Comentários à Medida Provisória nº 873/2019

Com entrada em vigor, no dia 1/3/2019, a MP nº 873 trouxe em seu bojo alterações na forma de cobrança da contribuição sindical e proíbe qualquer artimanha jurídica, com qualquer nomenclatura, que tenha como finalidade o desconto de valores dos empregados em favor do Sindicato da categoria.

De forma resumida, as principais alterações trazidas são:

  1. é vedada cláusula que autorize desconto da contribuição sindical por aprovação em assembleia, observando que tal autorização deve ser obtida pelo Sindicado de forma individual e expressa de cada empregado; e
  2. a contribuição sindical deve ser emitida através de boleto bancário em nome do empregado, vedando assim o desconto salarial do equivalente a um dia de salário.

Estas alterações trazem alento às empresas, pois, após a proibição trazida pela Reforma Trabalhista de descontar a contribuição sindical dos salários dos empregados sem autorização expressa, diversas categorias de profissionais passaram a determinar o desconto através de cláusulas normativas com a justificativa de que elas tinhas sido autorizadas em assembleias obscuras, muitas das vezes com a participação pífia dos representados.

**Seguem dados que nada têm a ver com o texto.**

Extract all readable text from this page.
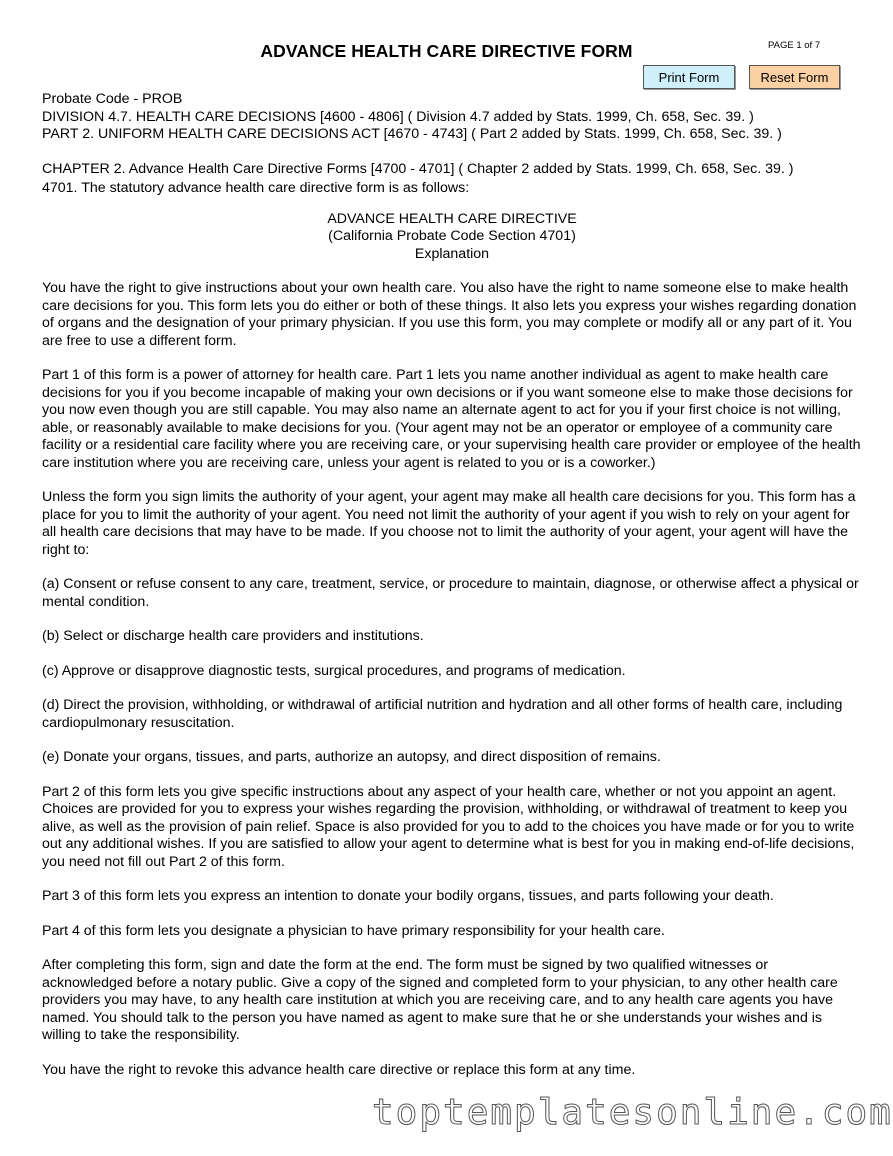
ADVANCE HEALTH CARE DIRECTIVE FORM	PAGE 1 of 7
Print Form	Reset Form

Probate Code - PROB

DIVISION 4.7. HEALTH CARE DECISIONS [4600 - 4806] ( Division 4.7 added by Stats. 1999, Ch. 658, Sec. 39. )

PART 2. UNIFORM HEALTH CARE DECISIONS ACT [4670 - 4743] ( Part 2 added by Stats. 1999, Ch. 658, Sec. 39. )

CHAPTER 2. Advance Health Care Directive Forms [4700 - 4701] ( Chapter 2 added by Stats. 1999, Ch. 658, Sec. 39. )

4701. The statutory advance health care directive form is as follows:

ADVANCE HEALTH CARE DIRECTIVE

(California Probate Code Section 4701)

Explanation

You have the right to give instructions about your own health care. You also have the right to name someone else to make health care decisions for you. This form lets you do either or both of these things. It also lets you express your wishes regarding donation of organs and the designation of your primary physician. If you use this form, you may complete or modify all or any part of it. You are free to use a different form.

Part 1 of this form is a power of attorney for health care. Part 1 lets you name another individual as agent to make health care decisions for you if you become incapable of making your own decisions or if you want someone else to make those decisions for you now even though you are still capable. You may also name an alternate agent to act for you if your first choice is not willing, able, or reasonably available to make decisions for you. (Your agent may not be an operator or employee of a community care facility or a residential care facility where you are receiving care, or your supervising health care provider or employee of the health care institution where you are receiving care, unless your agent is related to you or is a coworker.)

Unless the form you sign limits the authority of your agent, your agent may make all health care decisions for you. This form has a place for you to limit the authority of your agent. You need not limit the authority of your agent if you wish to rely on your agent for all health care decisions that may have to be made. If you choose not to limit the authority of your agent, your agent will have the right to:

(a) Consent or refuse consent to any care, treatment, service, or procedure to maintain, diagnose, or otherwise affect a physical or mental condition.

(b) Select or discharge health care providers and institutions.

(c) Approve or disapprove diagnostic tests, surgical procedures, and programs of medication.

(d) Direct the provision, withholding, or withdrawal of artificial nutrition and hydration and all other forms of health care, including cardiopulmonary resuscitation.

(e) Donate your organs, tissues, and parts, authorize an autopsy, and direct disposition of remains.

Part 2 of this form lets you give specific instructions about any aspect of your health care, whether or not you appoint an agent. Choices are provided for you to express your wishes regarding the provision, withholding, or withdrawal of treatment to keep you alive, as well as the provision of pain relief. Space is also provided for you to add to the choices you have made or for you to write out any additional wishes. If you are satisfied to allow your agent to determine what is best for you in making end-of-life decisions, you need not fill out Part 2 of this form.

Part 3 of this form lets you express an intention to donate your bodily organs, tissues, and parts following your death.

Part 4 of this form lets you designate a physician to have primary responsibility for your health care.

After completing this form, sign and date the form at the end. The form must be signed by two qualified witnesses or acknowledged before a notary public. Give a copy of the signed and completed form to your physician, to any other health care providers you may have, to any health care institution at which you are receiving care, and to any health care agents you have named. You should talk to the person you have named as agent to make sure that he or she understands your wishes and is willing to take the responsibility.

You have the right to revoke this advance health care directive or replace this form at any time.

toptemplatesonline.com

E o pior é que os empregados que não concordavam com os descontos ingressavam na Justiça do Trabalho com pedido de restituição dos descontos efetuados, muitas das vezes contra as próprias empresas.

Vale observar que a adoção de medida provisória tem regramento exposto no artigo 62, da CF[1], a qual limita sua edição apenas em caso de relevância e urgência.

É questionável o fato de as alterações terem sido feitas através de uma Medida Provisória, pois a própria Lei nº 13.467/2017, conhecida como Reforma Trabalhista, já havia tratado do tema recentemente, o que descartaria o caráter de urgência das alterações.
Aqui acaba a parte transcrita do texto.